#5
Moscow Times
February 20, 2003
He Who Pays the Pundit ...
By Pavel Felgenhauer
During his recent visit to Berlin and Paris, President Vladimir Putin
publicly supported French and German opposition to the coming U.S.-led war to
oust Saddam Hussein from power in Baghdad. In France, Putin even made a
statement that many interpreted as a pledge that Russia may use its veto --
together with France -- in the UN Security Council to stop the war.
But is the Kremlin's position on Iraq firmly decided? Or was Putin -- a
longtime admirer of Japanese culture -- simply trying to be nice to his European
hosts, while continuing to bargain with Washington behind the scenes on the
price Moscow may extract for not opposing regime change in Iraq?
The Moscow policy expert community is unusually relaxed in these prewar days:
Almost no one is expressing strong anti-American or antiwar views. Many recall
the days before NATO began to bomb Yugoslavia in 1999, when Prime Minister
Yevgeny Primakov expressed his total disdain by canceling a visit to the United
States and ordering his plane (already halfway across the Atlantic) to turn back
to Moscow. Today, the pundits who in 1999 were virtually all anti-American are
telling the Kremlin not to repeat Primakov's folly.
It's surprising how few and uninfluential are Hussein's remaining friends in
Moscow. Most foreign policy pundits, as well as many influential journalists and
media organizations, are on the payroll -- directly or indirectly -- of Russian
big business. If these wretched "oligarchs" had wanted to, they could
have organized aggressive antiwar protests in the media and in the streets of
Moscow, as well as a powerful pro-Hussein lobbying campaign in the Kremlin.
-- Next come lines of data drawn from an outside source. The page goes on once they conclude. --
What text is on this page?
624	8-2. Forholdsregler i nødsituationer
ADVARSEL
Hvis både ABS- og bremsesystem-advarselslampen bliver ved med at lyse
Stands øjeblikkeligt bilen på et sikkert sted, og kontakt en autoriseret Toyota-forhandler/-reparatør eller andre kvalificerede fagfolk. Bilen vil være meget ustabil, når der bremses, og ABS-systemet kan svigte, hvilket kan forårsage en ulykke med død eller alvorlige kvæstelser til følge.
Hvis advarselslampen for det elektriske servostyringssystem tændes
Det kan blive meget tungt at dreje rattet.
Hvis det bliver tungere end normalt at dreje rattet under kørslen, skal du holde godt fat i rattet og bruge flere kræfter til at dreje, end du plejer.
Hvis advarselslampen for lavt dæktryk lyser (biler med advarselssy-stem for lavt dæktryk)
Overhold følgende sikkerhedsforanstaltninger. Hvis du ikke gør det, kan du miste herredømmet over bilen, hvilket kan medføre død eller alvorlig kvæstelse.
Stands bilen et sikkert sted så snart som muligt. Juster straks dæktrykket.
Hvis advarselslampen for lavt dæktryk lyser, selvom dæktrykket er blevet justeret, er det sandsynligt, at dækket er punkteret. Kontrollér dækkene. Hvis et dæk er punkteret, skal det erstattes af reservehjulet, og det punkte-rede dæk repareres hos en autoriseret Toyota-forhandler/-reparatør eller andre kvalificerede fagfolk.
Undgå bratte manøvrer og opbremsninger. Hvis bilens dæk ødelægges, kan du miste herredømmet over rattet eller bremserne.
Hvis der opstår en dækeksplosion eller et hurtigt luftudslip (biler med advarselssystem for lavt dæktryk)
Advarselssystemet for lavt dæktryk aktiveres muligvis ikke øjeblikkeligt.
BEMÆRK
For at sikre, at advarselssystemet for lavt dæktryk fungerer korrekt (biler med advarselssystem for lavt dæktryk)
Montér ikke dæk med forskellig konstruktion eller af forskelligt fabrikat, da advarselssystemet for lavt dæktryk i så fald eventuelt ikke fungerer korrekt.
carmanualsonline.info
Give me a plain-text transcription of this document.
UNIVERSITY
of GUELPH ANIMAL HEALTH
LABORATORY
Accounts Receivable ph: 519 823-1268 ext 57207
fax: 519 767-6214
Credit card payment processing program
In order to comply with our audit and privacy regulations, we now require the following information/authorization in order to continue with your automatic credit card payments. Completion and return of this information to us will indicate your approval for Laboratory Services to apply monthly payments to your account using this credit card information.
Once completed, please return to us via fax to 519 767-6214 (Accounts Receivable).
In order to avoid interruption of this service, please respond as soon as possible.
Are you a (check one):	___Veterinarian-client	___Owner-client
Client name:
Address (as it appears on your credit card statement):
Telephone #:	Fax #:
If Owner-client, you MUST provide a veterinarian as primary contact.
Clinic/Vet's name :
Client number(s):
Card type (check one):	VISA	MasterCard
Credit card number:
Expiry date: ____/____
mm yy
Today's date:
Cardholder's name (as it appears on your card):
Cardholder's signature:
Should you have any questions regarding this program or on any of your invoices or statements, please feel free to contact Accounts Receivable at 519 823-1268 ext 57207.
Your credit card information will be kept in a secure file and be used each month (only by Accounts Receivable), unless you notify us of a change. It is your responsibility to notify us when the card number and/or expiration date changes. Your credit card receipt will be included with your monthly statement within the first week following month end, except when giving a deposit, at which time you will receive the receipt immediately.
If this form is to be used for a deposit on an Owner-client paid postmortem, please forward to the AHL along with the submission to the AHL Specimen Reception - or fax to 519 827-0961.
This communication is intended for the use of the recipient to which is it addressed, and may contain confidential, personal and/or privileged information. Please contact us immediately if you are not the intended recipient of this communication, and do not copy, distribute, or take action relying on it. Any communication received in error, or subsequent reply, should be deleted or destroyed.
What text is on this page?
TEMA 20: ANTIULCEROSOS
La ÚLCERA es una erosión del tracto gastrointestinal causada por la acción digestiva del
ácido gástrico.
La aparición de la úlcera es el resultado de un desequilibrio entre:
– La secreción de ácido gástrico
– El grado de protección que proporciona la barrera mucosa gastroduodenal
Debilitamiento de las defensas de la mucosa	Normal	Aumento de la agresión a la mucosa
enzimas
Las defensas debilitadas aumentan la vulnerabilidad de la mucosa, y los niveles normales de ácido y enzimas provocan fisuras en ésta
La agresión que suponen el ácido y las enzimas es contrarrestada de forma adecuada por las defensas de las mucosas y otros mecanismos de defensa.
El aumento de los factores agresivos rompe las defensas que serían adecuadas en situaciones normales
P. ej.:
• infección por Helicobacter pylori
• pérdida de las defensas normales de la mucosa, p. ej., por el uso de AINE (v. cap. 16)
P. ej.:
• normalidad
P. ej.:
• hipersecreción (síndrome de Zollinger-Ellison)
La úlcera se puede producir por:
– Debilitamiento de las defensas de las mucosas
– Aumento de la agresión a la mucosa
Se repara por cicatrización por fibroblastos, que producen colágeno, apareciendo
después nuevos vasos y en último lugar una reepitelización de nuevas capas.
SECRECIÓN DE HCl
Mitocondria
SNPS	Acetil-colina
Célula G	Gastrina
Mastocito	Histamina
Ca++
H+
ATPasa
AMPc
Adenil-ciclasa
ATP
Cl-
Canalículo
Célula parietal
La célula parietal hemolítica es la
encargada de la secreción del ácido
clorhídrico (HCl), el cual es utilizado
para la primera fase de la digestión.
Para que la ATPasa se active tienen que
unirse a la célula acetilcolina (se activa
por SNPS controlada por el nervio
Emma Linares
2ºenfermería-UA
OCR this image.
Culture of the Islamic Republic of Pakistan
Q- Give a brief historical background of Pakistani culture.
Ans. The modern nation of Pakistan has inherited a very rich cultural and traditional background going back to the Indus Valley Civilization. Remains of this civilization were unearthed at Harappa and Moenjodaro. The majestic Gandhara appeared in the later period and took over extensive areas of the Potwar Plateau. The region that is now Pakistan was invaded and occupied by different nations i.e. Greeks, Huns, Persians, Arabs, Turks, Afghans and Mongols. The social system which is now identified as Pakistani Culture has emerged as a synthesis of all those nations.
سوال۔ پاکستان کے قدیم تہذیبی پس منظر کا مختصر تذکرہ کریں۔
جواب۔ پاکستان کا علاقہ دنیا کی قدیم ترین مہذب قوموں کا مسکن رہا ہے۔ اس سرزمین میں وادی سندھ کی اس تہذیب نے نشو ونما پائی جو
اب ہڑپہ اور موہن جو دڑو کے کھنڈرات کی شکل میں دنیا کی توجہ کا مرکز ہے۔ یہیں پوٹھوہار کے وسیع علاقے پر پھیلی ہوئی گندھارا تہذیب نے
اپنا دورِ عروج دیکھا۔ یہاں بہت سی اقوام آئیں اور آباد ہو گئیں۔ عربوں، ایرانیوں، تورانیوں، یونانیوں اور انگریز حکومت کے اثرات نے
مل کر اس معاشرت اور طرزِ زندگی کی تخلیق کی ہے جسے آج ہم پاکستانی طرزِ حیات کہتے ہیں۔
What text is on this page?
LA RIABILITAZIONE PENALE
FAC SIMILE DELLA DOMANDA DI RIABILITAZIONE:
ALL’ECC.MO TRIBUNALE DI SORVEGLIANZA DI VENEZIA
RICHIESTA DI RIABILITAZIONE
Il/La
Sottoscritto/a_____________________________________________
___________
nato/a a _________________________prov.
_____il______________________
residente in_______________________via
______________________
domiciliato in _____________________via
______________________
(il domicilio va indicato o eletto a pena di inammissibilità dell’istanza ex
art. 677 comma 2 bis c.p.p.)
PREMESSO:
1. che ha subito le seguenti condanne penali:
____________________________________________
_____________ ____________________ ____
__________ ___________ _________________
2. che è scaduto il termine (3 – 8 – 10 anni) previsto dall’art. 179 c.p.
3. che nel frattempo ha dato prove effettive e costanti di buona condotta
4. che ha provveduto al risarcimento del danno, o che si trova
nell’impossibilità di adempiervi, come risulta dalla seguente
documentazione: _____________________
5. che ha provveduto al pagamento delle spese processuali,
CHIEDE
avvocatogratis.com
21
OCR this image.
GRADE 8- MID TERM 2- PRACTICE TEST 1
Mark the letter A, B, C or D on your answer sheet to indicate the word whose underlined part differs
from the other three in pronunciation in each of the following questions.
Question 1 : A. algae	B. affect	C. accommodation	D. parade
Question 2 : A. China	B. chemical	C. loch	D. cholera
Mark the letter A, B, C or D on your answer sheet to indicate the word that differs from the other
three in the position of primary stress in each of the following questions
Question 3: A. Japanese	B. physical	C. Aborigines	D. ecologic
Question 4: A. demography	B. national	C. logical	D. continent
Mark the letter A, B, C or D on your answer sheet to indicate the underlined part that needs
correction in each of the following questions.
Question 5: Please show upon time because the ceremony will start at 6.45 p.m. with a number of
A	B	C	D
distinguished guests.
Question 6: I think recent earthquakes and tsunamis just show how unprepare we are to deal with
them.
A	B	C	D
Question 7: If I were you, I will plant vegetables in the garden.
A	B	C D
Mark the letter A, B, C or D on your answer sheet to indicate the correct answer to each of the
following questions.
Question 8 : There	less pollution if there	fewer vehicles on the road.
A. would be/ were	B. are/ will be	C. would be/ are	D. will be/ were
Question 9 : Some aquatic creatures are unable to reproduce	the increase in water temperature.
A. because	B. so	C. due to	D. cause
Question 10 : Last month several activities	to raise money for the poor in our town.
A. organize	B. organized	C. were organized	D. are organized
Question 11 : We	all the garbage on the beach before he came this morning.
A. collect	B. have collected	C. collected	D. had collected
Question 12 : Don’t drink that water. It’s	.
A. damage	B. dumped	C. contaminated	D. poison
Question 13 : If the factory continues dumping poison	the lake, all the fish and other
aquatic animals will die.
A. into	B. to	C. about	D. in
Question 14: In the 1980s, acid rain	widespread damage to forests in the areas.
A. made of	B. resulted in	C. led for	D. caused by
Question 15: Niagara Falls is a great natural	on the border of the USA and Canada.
But all is quiet in town these days. The political and media hired guns have
not been called into action. During the weekend, millions took to the streets in
antiwar demonstrations worldwide, but in Moscow only 300 turned up to protest
America's aggressive warmongering.
The Moscow pundit community has en masse downplayed the weekend's worldwide
antiwar demonstrations and told the Kremlin not to pay any attention to them.
Expert after expert (former high-ranking intelligence, Kremlin and military
officialdom) has told me that the antiwar marches were organized and financed by
French and other Western special services, together with Muslim and Arab power
groups. It's obvious that the same opinions -- rejecting the antiwar protests as
a sham -- are also supplied to Putin in the Kremlin.
Some of Moscow's policy pundits were employed in the 1980s by the KGB and the
Kremlin to help organize and finance an antiwar, anti-American, anti-NATO
protest movement in Western Europe. Today, when the same people tell the Kremlin
to dismiss the present antiwar protests, Putin -- himself a KGB agent in Germany
in the 1980s -- will heed their advice.
Last December, according to informed Russian sources, U.S. officials told
LUKoil execs that Washington will do its best to guarantee LUKoil's vast oil
interests in Iraq after regime change, but that the best way to make the oil
field claim ironclad was to contact the anti-Hussein opposition and offer
financial support. Apparently, LUKoil did make such contacts and this was
immediately reported to Hussein, whose agents riddle the opposition.
Hussein, reportedly, fell into one of his fits of rage and ousted LUKoil
without delay. All attempts made since by the Kremlin and the Foreign Ministry
to persuade Baghdad to reinstate LUKoil have failed. As a result of this
well-coordinated operation, Hussein lost his most prominent friend in Moscow and
acquired an influential foe. In Moscow last weekend, no one was ready to finance
antiwar, anti-American demonstrations. In Europe and North America funds were
flowing -- claim the Moscow pundits -- and millions took to the streets.
When I attempted to argue that at least some of the antiwar protests might
have been genuine, the pundits just smiled in amusement. Maybe they were trying
to figure out who was paying me to promote such an absurd notion.
Most of our ruling elite agrees that it's in Russia's interests to postpone
the U.S.-led war with Iraq, but that Moscow should in no way risk its good
relations with Washington by actively opposing the mighty United States. Putin
is, of course, highly praised by all the local pundits for his
"clever" foreign policy that has Europe and America jockeying for our
friendship. But it seems no one really knows what to do next and which direction
Russia should take, once sitting on the fence is no longer an option.
Pavel Felgenhauer is an independent defense analyst.